Anyway, let's suppose that you have got the message about good quality data with respect to your normal transactional environment. Is there any logical reason why the same shouldn't apply to big data? Of course there are differences: machine generated data is not usually subject to errors unless there is a fault in the sensor or whatever device you are using and many (most?) modern devices are capable of detecting when a fault has arisen and alerting that fact so that relevant results can be ignored. However, machine generated data is prone to duplication. A simple example would be a call detail record (CDR) in a mobile phone environment. If you are moving while phoning and transferring from one antenna to another then you will generate more than one CDR for the same call. Actually, it's more complex than this but you get the idea. And the same applies to other sorts of sensor-based systems as well as things like capital markets.
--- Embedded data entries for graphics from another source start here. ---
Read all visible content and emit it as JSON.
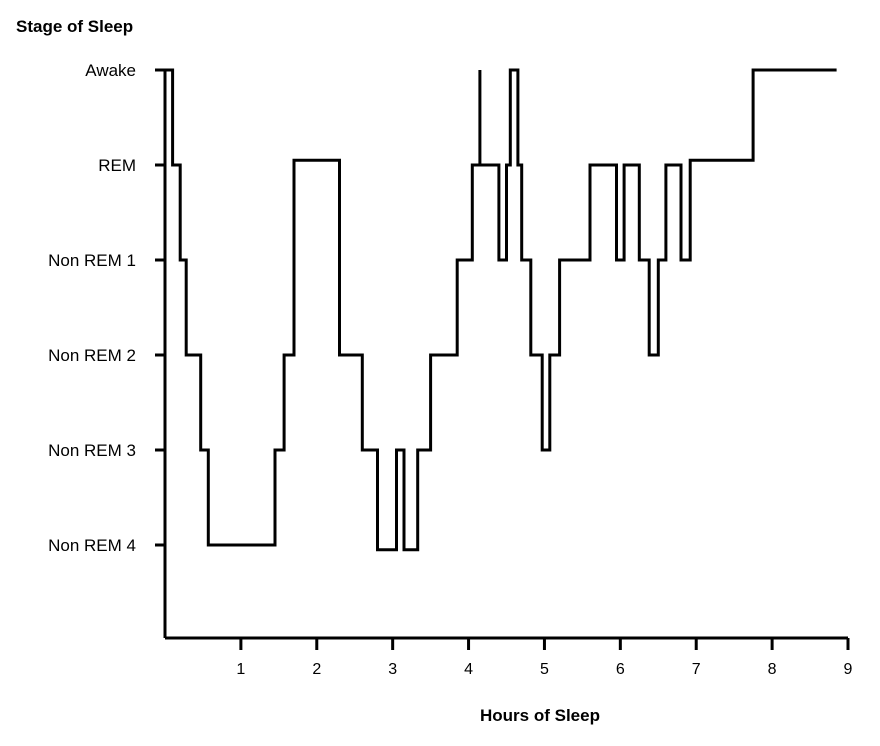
{
  "chart_data": {
    "type": "line",
    "title": "",
    "ylabel": "Stage of Sleep",
    "xlabel": "Hours of Sleep",
    "x_ticks": [
      1,
      2,
      3,
      4,
      5,
      6,
      7,
      8,
      9
    ],
    "xlim": [
      0,
      9
    ],
    "y_categories": [
      "Non REM 4",
      "Non REM 3",
      "Non REM 2",
      "Non REM 1",
      "REM",
      "Awake"
    ],
    "y_values": [
      1,
      2,
      3,
      4,
      5,
      6
    ],
    "grid": false,
    "legend": false,
    "line_color": "#000000",
    "series": [
      {
        "values": [
          [
            0.0,
            6
          ],
          [
            0.1,
            6
          ],
          [
            0.1,
            5
          ],
          [
            0.2,
            5
          ],
          [
            0.2,
            4
          ],
          [
            0.28,
            4
          ],
          [
            0.28,
            3
          ],
          [
            0.47,
            3
          ],
          [
            0.47,
            2
          ],
          [
            0.57,
            2
          ],
          [
            0.57,
            1
          ],
          [
            1.45,
            1
          ],
          [
            1.45,
            2
          ],
          [
            1.57,
            2
          ],
          [
            1.57,
            3
          ],
          [
            1.7,
            3
          ],
          [
            1.7,
            5.05
          ],
          [
            2.3,
            5.05
          ],
          [
            2.3,
            3
          ],
          [
            2.6,
            3
          ],
          [
            2.6,
            2
          ],
          [
            2.8,
            2
          ],
          [
            2.8,
            0.95
          ],
          [
            3.05,
            0.95
          ],
          [
            3.05,
            2
          ],
          [
            3.15,
            2
          ],
          [
            3.15,
            0.95
          ],
          [
            3.33,
            0.95
          ],
          [
            3.33,
            2
          ],
          [
            3.5,
            2
          ],
          [
            3.5,
            3
          ],
          [
            3.85,
            3
          ],
          [
            3.85,
            4
          ],
          [
            4.05,
            4
          ],
          [
            4.05,
            5
          ],
          [
            4.15,
            5
          ],
          [
            4.15,
            6
          ],
          [
            4.15,
            5
          ],
          [
            4.4,
            5
          ],
          [
            4.4,
            4
          ],
          [
            4.5,
            4
          ],
          [
            4.5,
            5
          ],
          [
            4.55,
            5
          ],
          [
            4.55,
            6
          ],
          [
            4.65,
            6
          ],
          [
            4.65,
            5
          ],
          [
            4.7,
            5
          ],
          [
            4.7,
            4
          ],
          [
            4.82,
            4
          ],
          [
            4.82,
            3
          ],
          [
            4.97,
            3
          ],
          [
            4.97,
            2
          ],
          [
            5.07,
            2
          ],
          [
            5.07,
            3
          ],
          [
            5.2,
            3
          ],
          [
            5.2,
            4
          ],
          [
            5.6,
            4
          ],
          [
            5.6,
            5
          ],
          [
            5.95,
            5
          ],
          [
            5.95,
            4
          ],
          [
            6.05,
            4
          ],
          [
            6.05,
            5
          ],
          [
            6.25,
            5
          ],
          [
            6.25,
            4
          ],
          [
            6.38,
            4
          ],
          [
            6.38,
            3
          ],
          [
            6.5,
            3
          ],
          [
            6.5,
            4
          ],
          [
            6.6,
            4
          ],
          [
            6.6,
            5
          ],
          [
            6.8,
            5
          ],
          [
            6.8,
            4
          ],
          [
            6.92,
            4
          ],
          [
            6.92,
            5.05
          ],
          [
            7.75,
            5.05
          ],
          [
            7.75,
            6
          ],
          [
            8.85,
            6
          ]
        ]
      }
    ]
  }
}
When it comes to unstructured data from social media you also have duplication issues (retweets for example) as well as abbreviations and spelling mistakes to consider. While you might like to have semantically aware analytic tools the truth is that these will never cover all the possible combinations of what may crop up. And even if you could there will need to be human intervention at least on some occasions: does LOL stand for "lots of love" or "laugh out loud"? It's not difficult to imagine situations where the latter is pouring scorn on whatever is being discussed while the former is simply a sign-off.
So, the bottom line is that you need data quality or, more broadly, data governance, for big data just as much as you do for conventional data. It may be nuanced and have slightly different emphases but the requirement remains. Moreover, because you are likely to have different types of big data to analyse, then you will need different approaches depending on the type of data.
Data governance may be further complicated if you are streaming data in real-time. For this sort of data, assuming you also need real-time analyses, then you are going to have to assume that the data is accurate: you may have time to remove duplicates and you might have time to detect missing data but you are certainly not going to have time to do much else.